Melek was also angry with the German Foreign Minister Frank-Walter Steinmeier (SPD). "The foreign minister flies to Egypt, and one thinks he is seeking to achieve peace, and then he proposes that Germany guard the border between Gaza and Egypt in order to stop the smuggling of arms. One is left speechless. I am really angry.
"There is barely anything about the war in the main newscasts," she continued. "My husband is an Arab, and we watch the Al-Jazeera television station. There we see what is really taking place in Gaza.... You see mutilated people in hospitals. And they have to be evacuated from these hospitals because bombs are still falling there."

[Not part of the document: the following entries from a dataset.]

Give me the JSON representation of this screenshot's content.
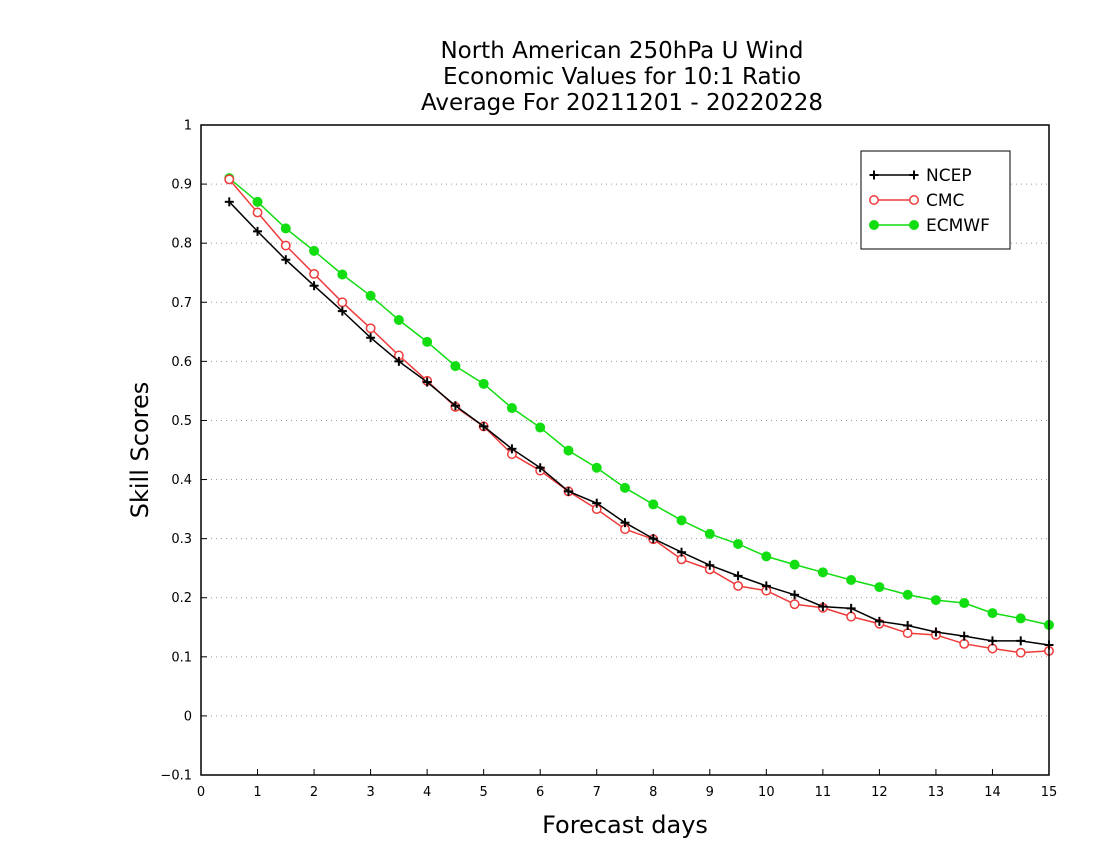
{
  "chart_data": {
    "type": "line",
    "title_lines": [
      "North American 250hPa U Wind",
      "Economic Values for 10:1 Ratio",
      "Average For 20211201 - 20220228"
    ],
    "xlabel": "Forecast days",
    "ylabel": "Skill Scores",
    "xlim": [
      0,
      15
    ],
    "ylim": [
      -0.1,
      1
    ],
    "xticks": [
      "0",
      "1",
      "2",
      "3",
      "4",
      "5",
      "6",
      "7",
      "8",
      "9",
      "10",
      "11",
      "12",
      "13",
      "14",
      "15"
    ],
    "yticks": [
      "−0.1",
      "0",
      "0.1",
      "0.2",
      "0.3",
      "0.4",
      "0.5",
      "0.6",
      "0.7",
      "0.8",
      "0.9",
      "1"
    ],
    "grid": "horizontal dotted",
    "legend_position": "top-right",
    "x": [
      0.5,
      1,
      1.5,
      2,
      2.5,
      3,
      3.5,
      4,
      4.5,
      5,
      5.5,
      6,
      6.5,
      7,
      7.5,
      8,
      8.5,
      9,
      9.5,
      10,
      10.5,
      11,
      11.5,
      12,
      12.5,
      13,
      13.5,
      14,
      14.5,
      15
    ],
    "series": [
      {
        "name": "NCEP",
        "color": "#000000",
        "marker": "plus",
        "values": [
          0.87,
          0.82,
          0.772,
          0.728,
          0.685,
          0.64,
          0.6,
          0.565,
          0.525,
          0.49,
          0.452,
          0.42,
          0.38,
          0.36,
          0.327,
          0.3,
          0.277,
          0.255,
          0.237,
          0.22,
          0.205,
          0.185,
          0.182,
          0.16,
          0.153,
          0.142,
          0.135,
          0.127,
          0.127,
          0.12
        ]
      },
      {
        "name": "CMC",
        "color": "#ee3b3b",
        "marker": "open-circle",
        "values": [
          0.908,
          0.852,
          0.796,
          0.748,
          0.7,
          0.656,
          0.61,
          0.567,
          0.523,
          0.49,
          0.443,
          0.415,
          0.38,
          0.35,
          0.316,
          0.299,
          0.265,
          0.248,
          0.22,
          0.212,
          0.189,
          0.183,
          0.168,
          0.156,
          0.14,
          0.137,
          0.122,
          0.114,
          0.107,
          0.11
        ]
      },
      {
        "name": "ECMWF",
        "color": "#11dd11",
        "marker": "filled-circle",
        "values": [
          0.91,
          0.87,
          0.825,
          0.787,
          0.747,
          0.711,
          0.67,
          0.633,
          0.592,
          0.562,
          0.521,
          0.488,
          0.449,
          0.42,
          0.386,
          0.358,
          0.331,
          0.308,
          0.291,
          0.27,
          0.256,
          0.243,
          0.23,
          0.218,
          0.205,
          0.196,
          0.191,
          0.174,
          0.165,
          0.154
        ]
      }
    ]
  }
}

She declared her opposition to looking at things too simply. "I have seen that many people in Israel are also against the war. People in Egypt are against the closure of the border to the Gaza Strip. But the governments always have a different standpoint than the populations."
She sharply criticised the double standards of Western governments. "The US backs the war," she declared. "In Iraq they alleged there were missiles, and the US invaded immediately. It had nothing to do with Saddam Hussein. But now the US is just looking the other way."
She assumed that an armistice was now being prepared to coincide with the inauguration of the new US President Barack Obama so he could pose as a peace bringer. "But the war has cost the lives of thousands in Gaza. In fact, I think they will find many more dead when they clear the rubble. How can they count the dead under the destroyed houses? In addition, people there have more pressing needs at the moment than to count their dead."
Melek explained that in this conflict it was not a question of nationality. "I would also stand here on behalf of other people in this world who have been injured and damaged by war. I am standing here on behalf of the children, the women, the innocent people in Palestine, who must endure the war, and to ensure that we do not all look away."